HAVANA – Today marks the 50th anniversary of Guevara’s death – an event that Bolivia’s left wing president, Evo Morales, will commemorate with a several state events including a ‘Relaunching of the Anti-Imperialist Struggle’.
Several thousand people have attended a ceremony in the Cuban city of Santa Clara to remember the revolutionary icon Ernesto “Che” Guevara, 50 years after his capture and death. Among crowds at his statue and mausoleum was his old friend, Cuban President Raúl Castro.
Many more watched at home on state TV as President Castro laid a white rose on Guevara’s tomb.
Bolivia launches magazine to honor Che Guevara on 50th anniversary
On October 9, 1967 Ernesto ‘Ch’ Guevara – the Argentina-born revolutionary was brutally murdered in the Bolivian village of La Higuera 40 miles north east of La Paz. His body was buried in a secret location due to the state’s fears of a backlash.
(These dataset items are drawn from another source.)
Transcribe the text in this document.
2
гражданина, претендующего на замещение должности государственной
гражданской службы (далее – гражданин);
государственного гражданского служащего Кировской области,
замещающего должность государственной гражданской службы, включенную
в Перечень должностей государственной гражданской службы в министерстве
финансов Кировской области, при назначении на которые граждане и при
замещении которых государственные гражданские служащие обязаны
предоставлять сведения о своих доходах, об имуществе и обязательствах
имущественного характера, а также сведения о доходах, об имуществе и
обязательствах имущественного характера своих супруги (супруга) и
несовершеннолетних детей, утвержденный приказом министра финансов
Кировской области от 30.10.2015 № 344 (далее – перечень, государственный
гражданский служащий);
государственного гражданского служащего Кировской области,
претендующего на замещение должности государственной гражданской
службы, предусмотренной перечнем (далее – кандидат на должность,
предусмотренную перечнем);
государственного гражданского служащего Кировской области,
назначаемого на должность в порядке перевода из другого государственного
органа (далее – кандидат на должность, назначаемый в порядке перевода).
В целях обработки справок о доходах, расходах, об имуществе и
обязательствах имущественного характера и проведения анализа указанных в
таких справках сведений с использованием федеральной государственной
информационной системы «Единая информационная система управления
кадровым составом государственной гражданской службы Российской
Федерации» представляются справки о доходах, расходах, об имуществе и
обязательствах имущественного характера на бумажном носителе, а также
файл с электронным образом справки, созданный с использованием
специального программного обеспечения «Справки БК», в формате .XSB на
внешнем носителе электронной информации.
However, in 1997, his remains were discovered, exhumed and returned to Cuba, where he was reburied.
Che had played a crucial role to defeat the regime of the US-backed brutal military dictator, Fulgencio Batista during the armed struggle that culminated in the Cuban revolution of 1959. Che along with Fidel Castro was the main leader of the revolution.
His revolutionary struggle spanned continents and he fought hand in hand with the indigenous revolutionaries in regions as far flung as Angola in Africa. He detested the ‘fruits of power’ even after Cuba’s revolution where he held top posts in the new government.
In November 1966, Che traveled from Cuba to Bolivia clandestinely with his 47 comrades to join the Bolivians rebels fighting against imperialist sponsored regime of René Barrientos Ortuño. The US imperialists took revenge of their Cuban defeat and their fostered Bolivian army captured Guevara and his comrades on October 8. Che was executed the next day.
For five decades his name has adorned every corner of Cuba, from banknotes to billboards, his image one of the most recognizable in Latin America.
His supporters see him as an example of commitment and self-sacrifice, his critics see a man they consider brutal and cruel.
But whether he’s considered a fearless hero or a bloodthirsty radical, one thing is sure – he was part of a generation that is coming to the end of its time in Cuba.
Fidel Castro died last year and most of Guevara’s comrades who turned out for this event are in their 80s.
President Raúl Castro is due to stand down next year, a moment that will see someone other than a member of the Castro family at the helm in Cuba for the first time in almost 60 years.